MALIK DJOUDI

VENDREDI 13 MARS – 21H / MALIK DJOUDI – Concert

 1h15 – Tout public

Révélation 2017 avec son premier disque solo, tout naturellement titré Un et porté par les singles tubesques Sous garantie et Cinéma, Malik Djoudi offre un successeur au titre programmatique : Tempéraments. Caractère bien trempé au charisme inné, le natif de Poitiers publie onze nouvelles chansons, à la fois instantanées et ambitieuses, hypnotiques et entêtantes, référencées et affranchies. Il y a encore trois ans, au retour d’un voyage initiatique au Vietnam sur les terres maternelles, le chanteur et musicien autodidacte s’imagine un futur conditionnel, en écrivant huit chansons en français qui trouveront l’écho critique et public que l’on sait. Grâce à ce disque, d’abord autoproduit puis publié sur le label Cinq7 (Dominique A, Katerine, Bertrand Belin), Malik Djoudi multiplie les concerts et joue dans les festivals les plus en vue de l’Hexagone (Nuits de Fourvière, Francofolies, Pete The Monkey, MIDI Festival, Biarritz en été, Rock en Seine, Coconut Festival…).

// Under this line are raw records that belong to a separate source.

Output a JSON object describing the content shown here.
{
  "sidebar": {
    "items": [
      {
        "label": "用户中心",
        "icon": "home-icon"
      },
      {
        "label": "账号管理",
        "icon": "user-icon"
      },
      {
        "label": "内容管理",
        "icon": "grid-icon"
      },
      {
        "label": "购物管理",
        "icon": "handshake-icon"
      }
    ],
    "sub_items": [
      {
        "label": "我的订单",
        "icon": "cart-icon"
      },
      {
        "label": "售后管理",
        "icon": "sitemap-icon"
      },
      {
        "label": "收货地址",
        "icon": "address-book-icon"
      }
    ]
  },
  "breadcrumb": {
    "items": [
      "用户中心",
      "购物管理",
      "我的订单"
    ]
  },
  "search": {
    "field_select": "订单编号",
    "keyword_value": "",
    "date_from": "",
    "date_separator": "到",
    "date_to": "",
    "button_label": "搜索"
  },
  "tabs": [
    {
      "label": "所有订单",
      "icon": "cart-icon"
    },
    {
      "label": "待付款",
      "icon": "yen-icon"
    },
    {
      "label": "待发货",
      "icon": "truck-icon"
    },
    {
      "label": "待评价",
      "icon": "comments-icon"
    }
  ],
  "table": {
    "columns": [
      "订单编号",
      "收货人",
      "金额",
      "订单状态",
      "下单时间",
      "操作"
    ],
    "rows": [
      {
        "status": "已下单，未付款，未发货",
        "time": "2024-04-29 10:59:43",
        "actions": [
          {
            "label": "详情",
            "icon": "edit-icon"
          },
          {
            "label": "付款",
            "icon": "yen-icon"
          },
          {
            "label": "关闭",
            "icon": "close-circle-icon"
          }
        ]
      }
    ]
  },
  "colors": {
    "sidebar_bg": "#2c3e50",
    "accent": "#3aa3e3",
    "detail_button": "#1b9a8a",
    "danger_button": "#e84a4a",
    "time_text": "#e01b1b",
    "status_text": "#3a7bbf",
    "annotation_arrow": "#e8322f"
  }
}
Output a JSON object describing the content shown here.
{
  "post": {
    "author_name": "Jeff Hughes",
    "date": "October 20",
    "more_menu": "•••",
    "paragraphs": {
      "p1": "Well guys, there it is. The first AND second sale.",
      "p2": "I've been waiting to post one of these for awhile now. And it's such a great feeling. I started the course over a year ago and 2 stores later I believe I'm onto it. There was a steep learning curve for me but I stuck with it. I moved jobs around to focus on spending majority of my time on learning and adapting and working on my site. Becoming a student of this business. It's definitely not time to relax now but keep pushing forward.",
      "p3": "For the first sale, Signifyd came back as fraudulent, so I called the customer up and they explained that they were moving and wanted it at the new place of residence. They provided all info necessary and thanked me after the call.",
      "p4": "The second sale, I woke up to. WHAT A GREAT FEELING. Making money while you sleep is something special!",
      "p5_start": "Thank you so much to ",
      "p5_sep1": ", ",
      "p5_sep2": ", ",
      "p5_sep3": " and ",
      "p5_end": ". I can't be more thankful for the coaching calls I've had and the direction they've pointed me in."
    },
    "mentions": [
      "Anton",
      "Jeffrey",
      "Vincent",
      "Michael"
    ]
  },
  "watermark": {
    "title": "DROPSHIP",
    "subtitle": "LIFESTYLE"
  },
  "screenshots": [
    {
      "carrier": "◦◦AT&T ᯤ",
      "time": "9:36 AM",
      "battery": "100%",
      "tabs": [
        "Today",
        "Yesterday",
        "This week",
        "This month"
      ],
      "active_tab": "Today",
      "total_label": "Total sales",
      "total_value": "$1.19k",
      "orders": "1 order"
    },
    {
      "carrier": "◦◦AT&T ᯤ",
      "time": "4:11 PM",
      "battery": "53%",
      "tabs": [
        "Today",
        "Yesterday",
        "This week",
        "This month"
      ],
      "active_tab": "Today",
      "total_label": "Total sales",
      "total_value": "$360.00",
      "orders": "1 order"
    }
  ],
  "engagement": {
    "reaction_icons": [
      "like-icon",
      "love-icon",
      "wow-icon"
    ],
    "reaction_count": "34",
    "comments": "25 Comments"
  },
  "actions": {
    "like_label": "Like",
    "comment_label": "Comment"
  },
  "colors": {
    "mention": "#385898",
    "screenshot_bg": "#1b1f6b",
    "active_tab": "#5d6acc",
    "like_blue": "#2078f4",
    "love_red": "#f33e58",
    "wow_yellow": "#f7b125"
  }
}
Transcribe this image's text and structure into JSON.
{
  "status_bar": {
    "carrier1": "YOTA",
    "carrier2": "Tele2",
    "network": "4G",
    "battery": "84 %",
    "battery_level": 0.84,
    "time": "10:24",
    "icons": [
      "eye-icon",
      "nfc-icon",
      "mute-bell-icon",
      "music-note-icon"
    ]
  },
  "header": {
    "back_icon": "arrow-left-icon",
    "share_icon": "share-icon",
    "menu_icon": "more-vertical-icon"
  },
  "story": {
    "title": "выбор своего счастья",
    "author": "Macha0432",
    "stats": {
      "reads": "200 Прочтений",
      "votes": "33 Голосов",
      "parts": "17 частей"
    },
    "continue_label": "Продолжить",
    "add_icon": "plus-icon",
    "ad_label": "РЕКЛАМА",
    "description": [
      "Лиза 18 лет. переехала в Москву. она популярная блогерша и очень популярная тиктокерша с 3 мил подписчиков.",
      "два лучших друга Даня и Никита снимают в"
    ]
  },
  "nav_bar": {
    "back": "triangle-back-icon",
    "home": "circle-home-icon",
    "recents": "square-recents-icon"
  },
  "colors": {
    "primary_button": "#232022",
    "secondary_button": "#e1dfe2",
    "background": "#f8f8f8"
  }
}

Plutôt que de se reposer sur ses lauriers, Malik Djoudi décide d’enchaîner avec un second album, parallèlement à une tournée marathon. L’été dernier, avec Amaury Ranger (Frànçois & The Atlas Mountains), il trouve refuge outre-Manche dans le studio d’Ash Workman, ingénieur du son courtisé et mixeur aux idées larges (Metronomy, Christine And The Queens, Baxter Dury), pour confectionner la suite. Creusant le sillon d’une chanson électronique et d’une pop synthétique, Malik Djoudi a souhaité faire autrement (pour paraphraser l’intitulé du deuxième index) – il avait écrit, composé, produit et mixé Un tout seul. « Mon premier album me paraît aujourd’hui presque étranger. Je serai bien incapable de le refaire de cette manière-là. Pour Tempéraments, je suis simplement parti d’une feuille blanche, avant de me confronter à la culture anglo-saxonne… »

Inspiré inconsciemment – autant par le traitement des guitares de Connan Mockasin que par le son des synthés de James Blake –, Malik Djoudi compose indifféremment à la guitare ou au clavier. Les accords, les mélodies, les harmonies sont le moteur de sa création. « Je prends mon activité très au sérieux. C’est quand même un rêve d’enfant que je vis éveillé depuis ma signature chez Cinq7 au printemps 2017. Selon moi, une chanson, c’est comme une peinture : chaque détail compte. Je peux passer six mois pour trouver les trois mots qui manquent dans le texte d’une chanson. La musique, les paroles, les respirations et le placement des instruments sont tout aussi importants. » Méticuleux, perfectionniste et obsessionnel, il peaufine alors ses morceaux à en passer des nuits blanches. Tempéraments brille par son éclat mélodique, ses arrangements audacieux, sa voix androgyne, ses mots bleus. Certaines strophes font instantanément mouche : « J’lésine en bleu jean » (Tempérament), « Me sentir autrement, comme quand j’avais vingt ans » (Autrement) ; « Épouser la nuit pour aller plus haut » (Épouser la nuit) ; « J’aime quand tu t’agites, tu ressuscites » (Aussi jolie) ; « Folie douce au carré » (Folie douce). Ses paroles sont largement autobiographiques, entre rêves d’insouciance et destinées sentimentales.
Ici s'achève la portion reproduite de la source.